現在私たちが使うグレゴリオ暦の原型を整えたのはユリウス・カエサル(ジュリアス・シーザー)であり、ユリウス暦と呼ばれる。もともと古代ローマではロムルス暦という古い暦が使用されており、今の暦でいう3月から一年が始まっていた。冬が終わり農耕の支度が始まる時期だから、一年の幕開けとして理に叶っている。第一月がMartius、第二月がAprilisと続き、7月から10月はSeptember, October, November, Decemberと呼ばれていたので現在の英語名にそのまま名残をとどめている。始めの数カ月は神話起源の名称を持つが、Sept, Oct, Nov, Decはラテン語で7、8、9、10に対応する接頭語であり、当時の月の順番をそのまま当てはめただけの命名法だ。

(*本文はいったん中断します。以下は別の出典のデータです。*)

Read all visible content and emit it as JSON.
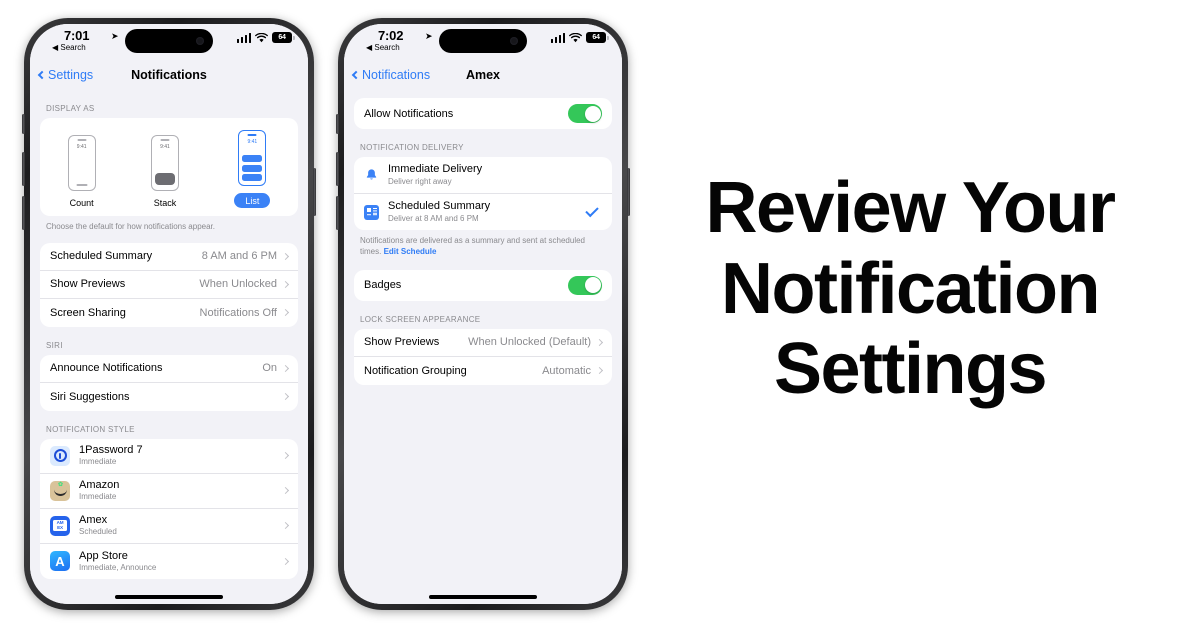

ロムルス暦は一年10ヶ月で成り立っていた。年間通算300日余りにしかならないので60日ほど足りないが、収穫期が終わってやることのない冬の2ヶ月はわざわざ暦に数えるまでもなかったのである。この空白の2ヶ月に名前を与え改正したものがヌマ暦と呼ばれ、今で言う1月と2月が当時は一年の最後を占めていた。現在の暦で2月だけ28日と短く4年に一度閏年で29日目が加えられるのは、もともと2月が一年の最終月であり辻褄合わせの調整弁だったことに由来する。

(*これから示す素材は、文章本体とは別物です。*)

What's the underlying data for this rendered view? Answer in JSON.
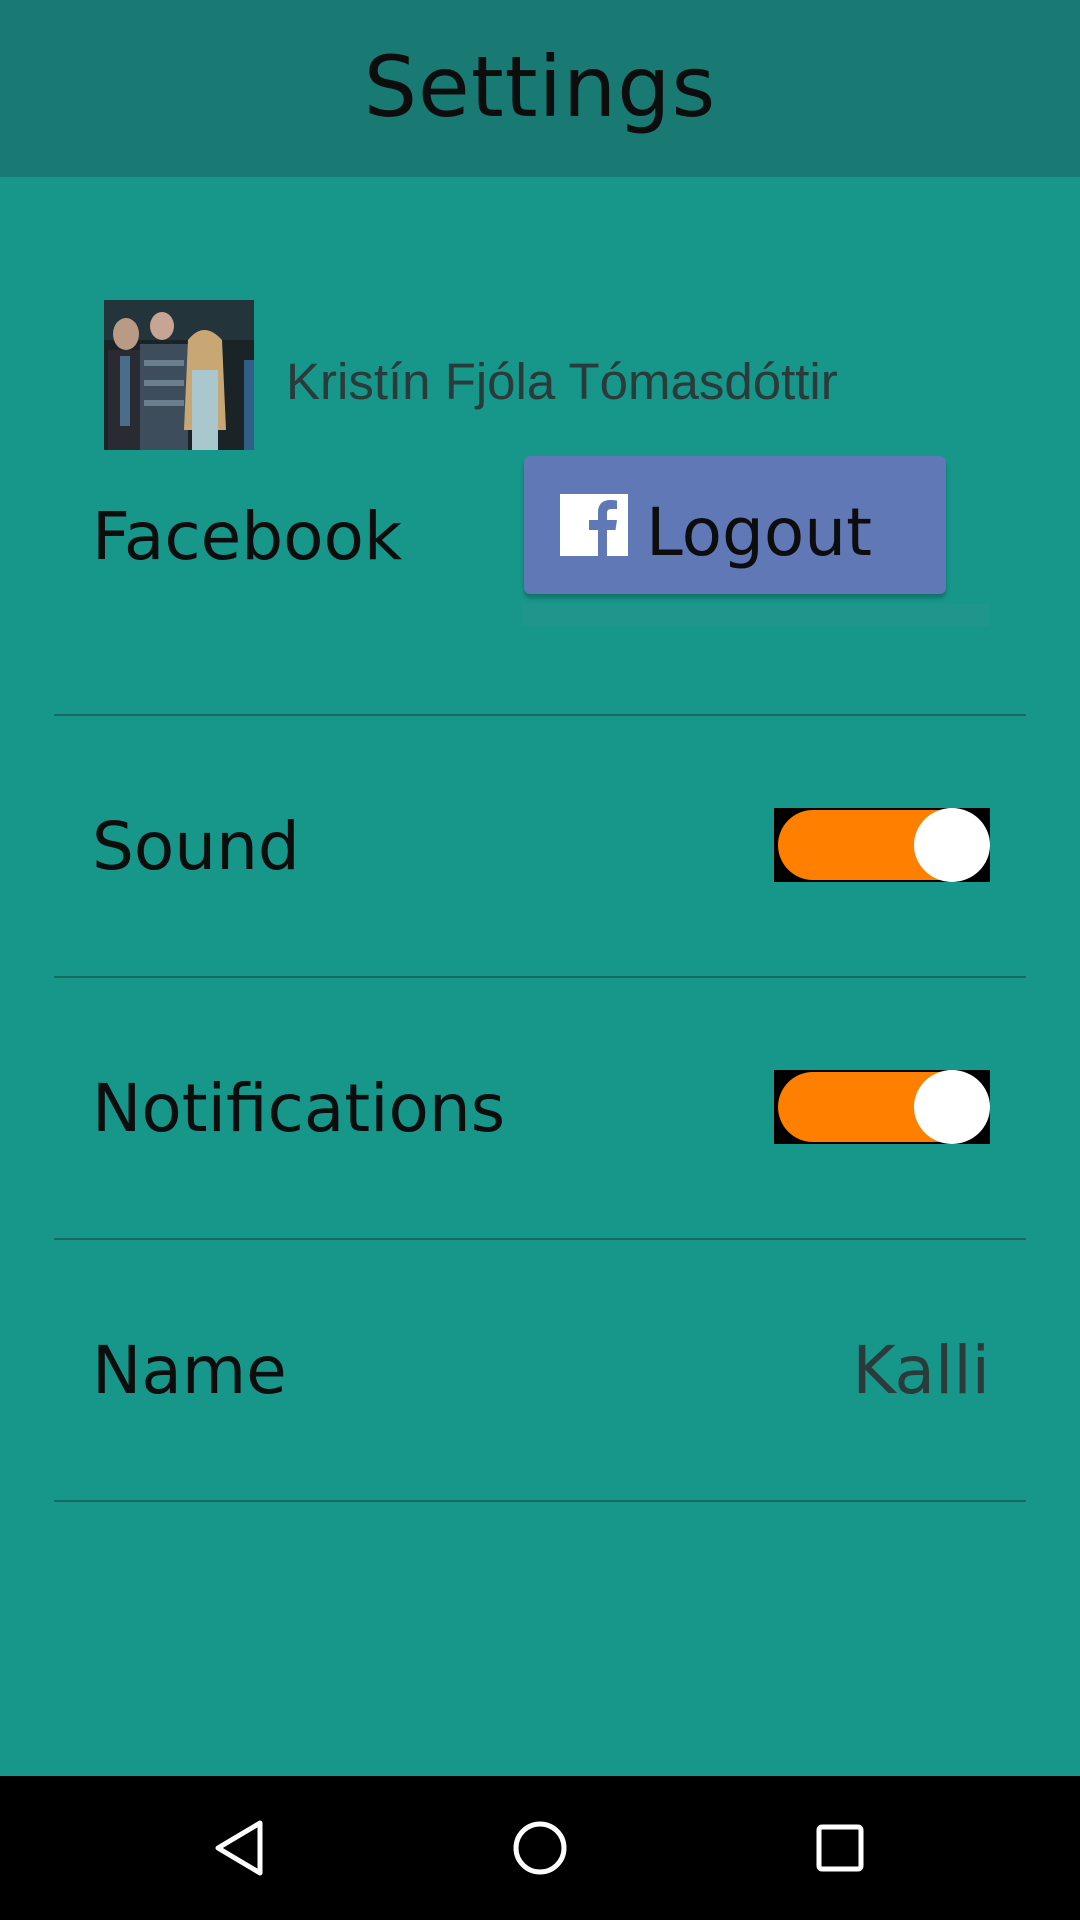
{
  "header": {
    "title": "Settings"
  },
  "facebook": {
    "profile_name": "Kristín Fjóla Tómasdóttir",
    "label": "Facebook",
    "button_label": "Logout",
    "button_color": "#6078B6"
  },
  "settings": {
    "sound": {
      "label": "Sound",
      "enabled": true
    },
    "notifications": {
      "label": "Notifications",
      "enabled": true
    },
    "name": {
      "label": "Name",
      "value": "Kalli"
    }
  },
  "colors": {
    "background": "#17978A",
    "header": "#187A73",
    "toggle_on": "#FF7F00",
    "navbar": "#000000"
  },
  "navbar": {
    "icons": [
      "back-icon",
      "home-icon",
      "recents-icon"
    ]
  }
}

紀元前153年、年末に配置されていた1月と2月を現在のように年頭に移動する暦の修正が行われた。その理由は諸説囁かれているが、当時ローマ帝国の辺境で反乱が勃発し、本来は3月に入ってから任命されるはずの執政官を2ヶ月前倒しして派遣する実態に暦を合わせたという話があるようである。そのせいで、もともと8番目を意味していたOctoberは10月に、第10月のはずのDecemberは12月に追いやられた。この変則的な月順はヌマ暦がユリウス暦に改定された際も引き継がれ、なし崩し的に現在に至っている。

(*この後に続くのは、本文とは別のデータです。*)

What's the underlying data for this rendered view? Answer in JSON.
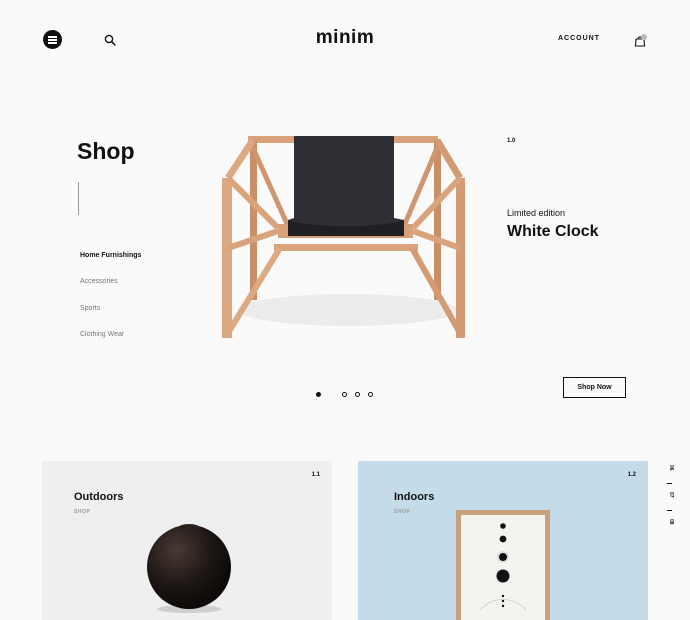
{
  "header": {
    "logo": "minim",
    "account_label": "ACCOUNT",
    "menu_icon": "hamburger-icon",
    "search_icon": "search-icon",
    "cart_icon": "shopping-bag-icon"
  },
  "hero": {
    "section_title": "Shop",
    "categories": [
      {
        "label": "Home Furnishings",
        "active": true
      },
      {
        "label": "Accessories",
        "active": false
      },
      {
        "label": "Sports",
        "active": false
      },
      {
        "label": "Clothing Wear",
        "active": false
      }
    ],
    "slide_number": "1.0",
    "product_kicker": "Limited edition",
    "product_title": "White Clock",
    "cta_label": "Shop Now",
    "pager": {
      "count": 4,
      "active_index": 0
    }
  },
  "cards": [
    {
      "title": "Outdoors",
      "subtitle": "SHOP",
      "number": "1.1",
      "background": "#efefef"
    },
    {
      "title": "Indoors",
      "subtitle": "SHOP",
      "number": "1.2",
      "background": "#c4dbea"
    }
  ],
  "side_numbers": [
    "06",
    "07",
    "08"
  ],
  "colors": {
    "text": "#111111",
    "muted": "#777777",
    "page_bg": "#fafafa",
    "wood": "#d9a37c"
  }
}
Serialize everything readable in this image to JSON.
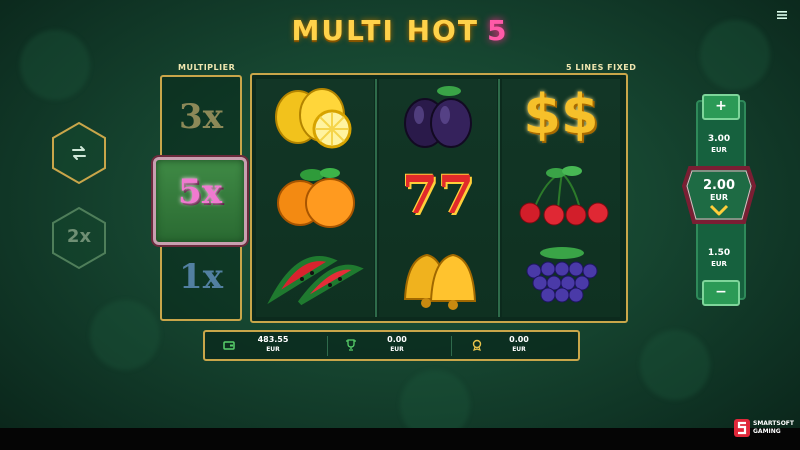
{
  "game": {
    "title_main": "MULTI HOT",
    "title_num": "5"
  },
  "labels": {
    "multiplier": "MULTIPLIER",
    "lines": "5 LINES FIXED"
  },
  "multipliers": {
    "top": "3x",
    "active": "5x",
    "bottom": "1x",
    "side_button": "2x"
  },
  "symbols": [
    {
      "reel": 1,
      "row": 1,
      "name": "lemons"
    },
    {
      "reel": 1,
      "row": 2,
      "name": "oranges"
    },
    {
      "reel": 1,
      "row": 3,
      "name": "watermelon"
    },
    {
      "reel": 2,
      "row": 1,
      "name": "plums"
    },
    {
      "reel": 2,
      "row": 2,
      "name": "sevens"
    },
    {
      "reel": 2,
      "row": 3,
      "name": "bells"
    },
    {
      "reel": 3,
      "row": 1,
      "name": "dollars"
    },
    {
      "reel": 3,
      "row": 2,
      "name": "cherries"
    },
    {
      "reel": 3,
      "row": 3,
      "name": "grapes"
    }
  ],
  "symbol_text": {
    "sevens": "77",
    "dollars": "$$"
  },
  "bet": {
    "plus": "+",
    "minus": "−",
    "upper_value": "3.00",
    "upper_currency": "EUR",
    "current_value": "2.00",
    "current_currency": "EUR",
    "lower_value": "1.50",
    "lower_currency": "EUR"
  },
  "stats": {
    "balance_value": "483.55",
    "balance_currency": "EUR",
    "win_value": "0.00",
    "win_currency": "EUR",
    "bonus_value": "0.00",
    "bonus_currency": "EUR"
  },
  "brand": {
    "line1": "SMARTSOFT",
    "line2": "GAMING"
  },
  "icons": [
    "menu-icon",
    "autoplay-icon",
    "wallet-icon",
    "trophy-icon",
    "medal-icon",
    "chevron-down-icon",
    "smartsoft-logo-icon"
  ],
  "colors": {
    "gold": "#c9a64a",
    "title": "#ffd24a",
    "accent_pink": "#ff5aa8",
    "bet_green": "#16613e"
  }
}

吹きさらしの中でこなす年末の大掃除は辛いし、極寒の大晦日の夜に初詣の列に並ぶのは凍える思いだ。わざわざ厳冬の1月1日に年始を迎えないといけないそもそもの理由は、今となってはどうでもよい古代ローマの内政事情に端を発していたのである。当時ローマ帝国の片隅で小競り合いさえ勃発していなければ、一年の始まりは春先の3月のままだったかもしれない(ただしそれを「1月」と呼んでいただろうが)。元旦にはきっと梅の花が満開だったことだろう。

ところで日本を始め東アジアの国々では、旧暦の一年の始まりは立春にほど近い新月の日に設定されていた。今でも年賀状に新春とか迎春などと書いたりするし、中国では旧正月を春節と呼んで盛大に祝う。ほんとうは春の気配が日増しに色濃くなるころに新年の門出を祝いたいと、誰しも心のどこかで思っているのだ。